2.5 In een wrakingsprocedure als deze dient te worden onderzocht of er sprake is van feiten of omstandigheden waardoor de rechterlijke onpartijdigheid schade zou kunnen leiden. Hierbij stelt de rechtbank voorop dat een rechter uit hoofde van zijn aanstelling moet worden vermoed onpartijdig te zijn, tenzij zich uitzonderlijke omstandigheden voordoen die een zwaarwegende aanwijzing opleveren voor het oordeel dat een rechter jegens een partij een vooringenomenheid koestert, althans dat de bij verzoeker bestaande vrees dat de rechter niet onpartijdig is dan wel een vooringenomenheid koestert, objectief gerechtvaardigd is. Aan de hand van deze maatstaf zal het verzoek worden beoordeeld. Van tekortschietende onpartijdigheid is slechts sprake indien factoren die niet volgen uit (de bestudering van) de zaak zelf, op de beslissing invloed zouden hebben gehad.
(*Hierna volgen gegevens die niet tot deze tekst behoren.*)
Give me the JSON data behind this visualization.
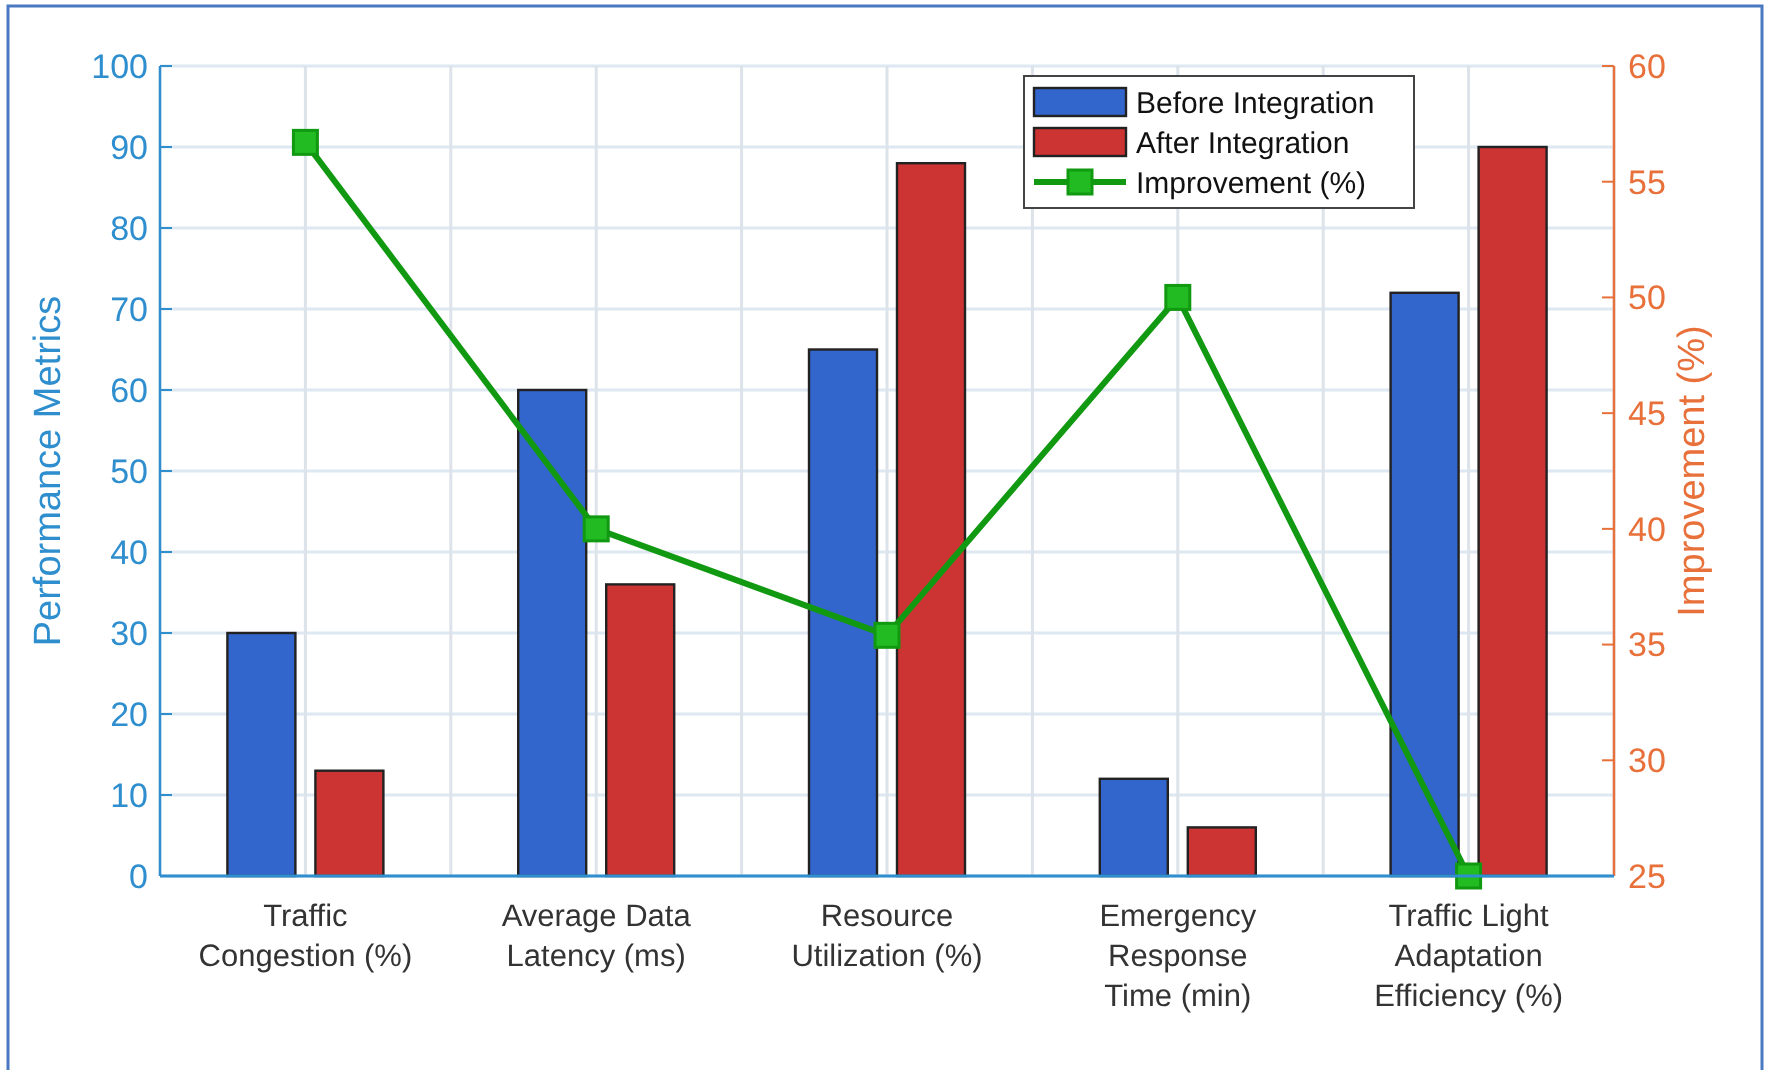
{
  "chart_data": {
    "type": "bar",
    "categories": [
      "Traffic Congestion (%)",
      "Average Data Latency (ms)",
      "Resource Utilization (%)",
      "Emergency Response Time (min)",
      "Traffic Light Adaptation Efficiency (%)"
    ],
    "series": [
      {
        "name": "Before Integration",
        "color": "#3366cc",
        "values": [
          30,
          60,
          65,
          12,
          72
        ]
      },
      {
        "name": "After Integration",
        "color": "#cc3333",
        "values": [
          13,
          36,
          88,
          6,
          90
        ]
      },
      {
        "name": "Improvement (%)",
        "type": "line",
        "axis": "y2",
        "color": "#119911",
        "marker": "square",
        "values": [
          56.7,
          40,
          35.4,
          50,
          25
        ]
      }
    ],
    "ylabel": "Performance Metrics",
    "y2label": "Improvement (%)",
    "ylim": [
      0,
      100
    ],
    "yticks": [
      0,
      10,
      20,
      30,
      40,
      50,
      60,
      70,
      80,
      90,
      100
    ],
    "y2lim": [
      25,
      60
    ],
    "y2ticks": [
      25,
      30,
      35,
      40,
      45,
      50,
      55,
      60
    ],
    "grid": true,
    "legend": "top right"
  }
}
2.6 Het toestaan of weigeren van een verzoek om te mogen filmen tijdens de zitting is een processuele beslissing. Het instituut van de wraking is niet bedoeld als rechtsmiddel tegen processuele beslissingen. De weigering om dat in dit geval toe te staan, kan niet als een feit of omstandigheid worden aangemerkt waaruit voorin¬ge¬no¬menheid van de rechter jegens verzoekers zou kunnen blijken.
2.7 Verzoekers hebben aangegeven dat zij niet gelijk worden behandeld als de partijen in het proces Wilders, waar wel filmopnamen zijn toegestaan. Dit was echter geen gelijk geval, omdat in het proces Wilders alleen aan de NOS toestemming is gegeven om filmopnamen te maken, en niet aan partijen zelf.
2.8 Hoewel de klacht dat de naam van de rechter desgevraagd niet vóór de zitting is verstrekt aan verzoekers op zichzelf gegrond is, betekent dit niet dat daardoor bij verzoekers een objectief gerechtvaardigde vrees kan zijn ontstaan dat de rechter bij de behandeling van de zaak niet onpartijdig zal zijn.
3. Op grond van het voorgaande wordt beslist als volgt.
- wijst het verzoek tot wraking af.
Aldus gegeven door mr. G.H. Marcus, voorzitter, en mrs. R.H. de Vries en
Y.A.A.G. de Vries, leden en uitgesproken ter openbare terechtzitting van 11 maart 2011 in tegenwoordigheid van de griffier.
Tegen deze beslissing staat op grond van het bepaalde in artikel 8:18, vijfde lid, AWB, geen rechtsmiddel open.